The ultimate compliment for an architect: a kid turned our Ruoholahti Computer Playground into a gingerbread house for the Helsingin Sanomat competition. Iconic!
You can vote until Dec 12 here.
4.
Recently I fell down a small internet rabbit hole thanks to an old Dwarf Fortress bug report that read, with complete sincerity: “babies are born worshipping unknown gods.” I love that we live in a world where a bug tracker, of all places, can cough up a sentence like this. More DwarfFort bugs here.
5.
At Hatchard’s I was waiting for B. who had vanished into the the first and modern editions section.

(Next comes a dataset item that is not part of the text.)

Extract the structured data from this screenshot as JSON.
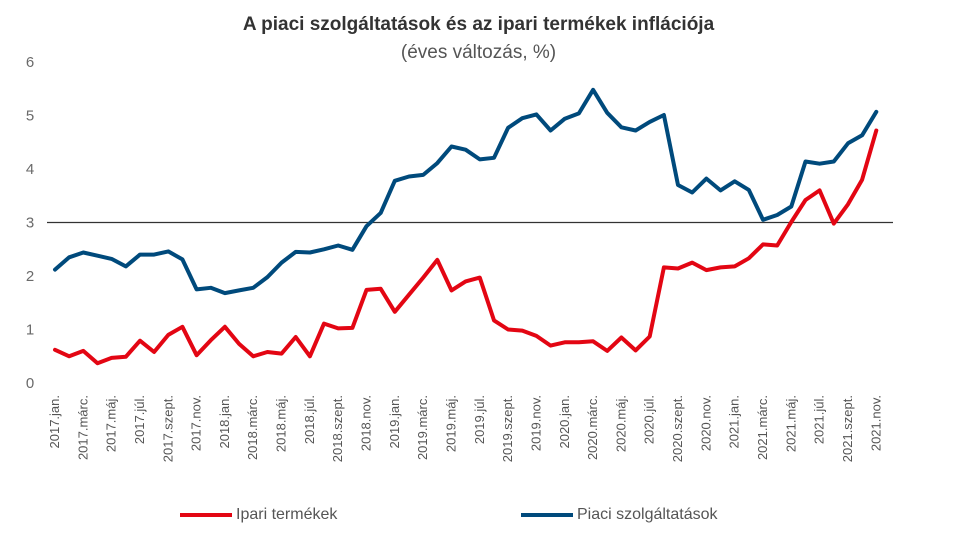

An older husband was already exasperated: I’ve been calling you several times, he sighed down the stairwell. His wife emerged, unbothered, brushing past him: Oh, it’s books, darling, as if that settled not only the argument but the entire question of how to live.
Fitzcarraldo Editions has a new The First Decade Collection, a limited edition series of ten hardbacks. I’m eyeing Dillon & Ernaux! I wish more publishers understood this particular joy.